Mathematical models for biological networks and machine learning with applications

Abstract

Systems biology studies complex systems which involve a large number of interacting entities such that their dynamics follow systematical regulations for transition. To develop computational models becomes an urgent need for studying and manipulating biologically relevant systems. The properties and behaviors of complex biological systems can be analyzed and studied by using computational biological network models. In this thesis, construction and computation methods are proposed for studying biological networks.

Modeling Genetic Regulatory Networks (GRNs) is an important topic in genomic research. A number of promising formalisms have been developed in capturing the behavior of gene regulations in biological systems. Boolean Network (BN) has received sustainable attentions. Furthermore, it is possible to control one or more genes in a network so as to avoid the network entering into undesired states. Many works have been done on the control policy for a single randomly generated BN, little light has been shed on the analysis of attractor control problem for multiple BNs. An efficient algorithm was developed to study the attractor control problem for multiple BNs.

However, one should note that a BN is a deterministic model, a stochastic model is more preferable in practice.

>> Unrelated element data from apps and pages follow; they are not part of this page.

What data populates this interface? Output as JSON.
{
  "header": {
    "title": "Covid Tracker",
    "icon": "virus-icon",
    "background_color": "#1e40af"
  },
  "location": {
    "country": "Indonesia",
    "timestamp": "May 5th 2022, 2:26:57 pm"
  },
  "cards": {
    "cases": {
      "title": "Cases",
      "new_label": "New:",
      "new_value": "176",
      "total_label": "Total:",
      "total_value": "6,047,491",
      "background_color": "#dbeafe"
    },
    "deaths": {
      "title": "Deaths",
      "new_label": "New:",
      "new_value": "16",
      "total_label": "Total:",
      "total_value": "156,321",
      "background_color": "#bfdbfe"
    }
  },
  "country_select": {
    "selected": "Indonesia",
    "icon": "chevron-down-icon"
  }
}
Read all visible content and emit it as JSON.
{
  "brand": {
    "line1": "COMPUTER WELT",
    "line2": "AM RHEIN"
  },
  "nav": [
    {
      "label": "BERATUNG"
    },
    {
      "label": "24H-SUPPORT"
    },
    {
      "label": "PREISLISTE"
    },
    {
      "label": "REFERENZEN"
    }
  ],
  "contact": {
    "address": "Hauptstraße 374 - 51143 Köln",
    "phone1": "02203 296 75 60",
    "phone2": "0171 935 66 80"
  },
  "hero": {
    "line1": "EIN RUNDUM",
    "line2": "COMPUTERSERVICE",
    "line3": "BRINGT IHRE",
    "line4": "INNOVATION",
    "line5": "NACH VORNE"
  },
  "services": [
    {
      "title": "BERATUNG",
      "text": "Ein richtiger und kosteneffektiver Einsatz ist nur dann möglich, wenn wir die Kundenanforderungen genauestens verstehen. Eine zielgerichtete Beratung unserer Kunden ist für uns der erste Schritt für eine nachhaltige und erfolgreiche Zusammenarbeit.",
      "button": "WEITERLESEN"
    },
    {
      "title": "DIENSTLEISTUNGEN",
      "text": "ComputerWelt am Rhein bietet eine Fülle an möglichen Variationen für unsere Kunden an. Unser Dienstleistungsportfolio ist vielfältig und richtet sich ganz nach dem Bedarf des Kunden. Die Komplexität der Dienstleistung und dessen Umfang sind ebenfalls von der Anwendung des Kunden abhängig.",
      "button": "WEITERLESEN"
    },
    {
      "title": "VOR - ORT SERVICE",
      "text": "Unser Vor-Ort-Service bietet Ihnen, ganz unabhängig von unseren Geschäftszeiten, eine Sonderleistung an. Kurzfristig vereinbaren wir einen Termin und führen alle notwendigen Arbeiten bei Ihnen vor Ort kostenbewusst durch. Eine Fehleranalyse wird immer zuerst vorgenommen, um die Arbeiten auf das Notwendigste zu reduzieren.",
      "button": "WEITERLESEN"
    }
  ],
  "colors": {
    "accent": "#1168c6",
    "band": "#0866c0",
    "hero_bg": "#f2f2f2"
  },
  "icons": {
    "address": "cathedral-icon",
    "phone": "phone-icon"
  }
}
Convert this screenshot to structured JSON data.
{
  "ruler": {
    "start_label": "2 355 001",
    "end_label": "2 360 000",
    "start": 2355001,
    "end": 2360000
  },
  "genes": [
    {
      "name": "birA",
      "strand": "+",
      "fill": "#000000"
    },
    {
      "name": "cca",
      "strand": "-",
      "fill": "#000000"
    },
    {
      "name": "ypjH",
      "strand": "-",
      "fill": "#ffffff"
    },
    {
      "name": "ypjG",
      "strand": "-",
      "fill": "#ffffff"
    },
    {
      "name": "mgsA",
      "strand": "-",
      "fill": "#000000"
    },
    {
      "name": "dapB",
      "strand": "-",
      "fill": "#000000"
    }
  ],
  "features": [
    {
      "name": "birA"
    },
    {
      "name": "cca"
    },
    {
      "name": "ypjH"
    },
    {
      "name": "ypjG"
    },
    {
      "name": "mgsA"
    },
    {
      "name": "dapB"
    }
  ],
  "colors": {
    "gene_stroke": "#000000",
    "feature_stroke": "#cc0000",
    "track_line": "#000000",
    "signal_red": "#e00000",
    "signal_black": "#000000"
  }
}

Probabilistic Boolean Network (PBN), was proposed to better describe the behavior of genetic process. A PBN can be considered as a Markov chain process and the construction of a PBN is an inverse problem which is computationally challenging. Given a positive stationary distribution, the problem of constructing a sparse PBN was discussed. For the related inverse problems, an efficient algorithm was developed based on entropy approach to estimate the model parameters.

The metabolite biomarker discovery problem is a hot topic in bioinformatics. Biomarker identification plays a vital role in the study of biochemical reactions and signalling networks. The lack of essential metabolites may result in triggering human diseases. An effective computational approach is proposed to identify metabolic biomarkers by integrating available biomedical data and disease-specific gene expression data.

Pancreatic cancer prediction problem is another hot topic. Pancreatic cancer is known to be difficult to diagnose in the early stage, and early research mainly focused on predicting the survival rate of pancreatic cancer patients. The correct prediction of various disease states can greatly benefit patients and also assist in design of effective and personalized therapeutics. The issue of how to integrating the available laboratory data with classification techniques is an important and challenging issue. An effective approach was suggested to construct a feature space which serves as a significant predictor for classification. Furthermore, a novel method for identifying the outliers was proposed for improving the classification performance. Using our preoperative clinical laboratory data and histologically confirmed pancreatic cancer samples, computational experiments are conducted successfully with the use of Support Vector Machine (SVM) to predict the status of patients.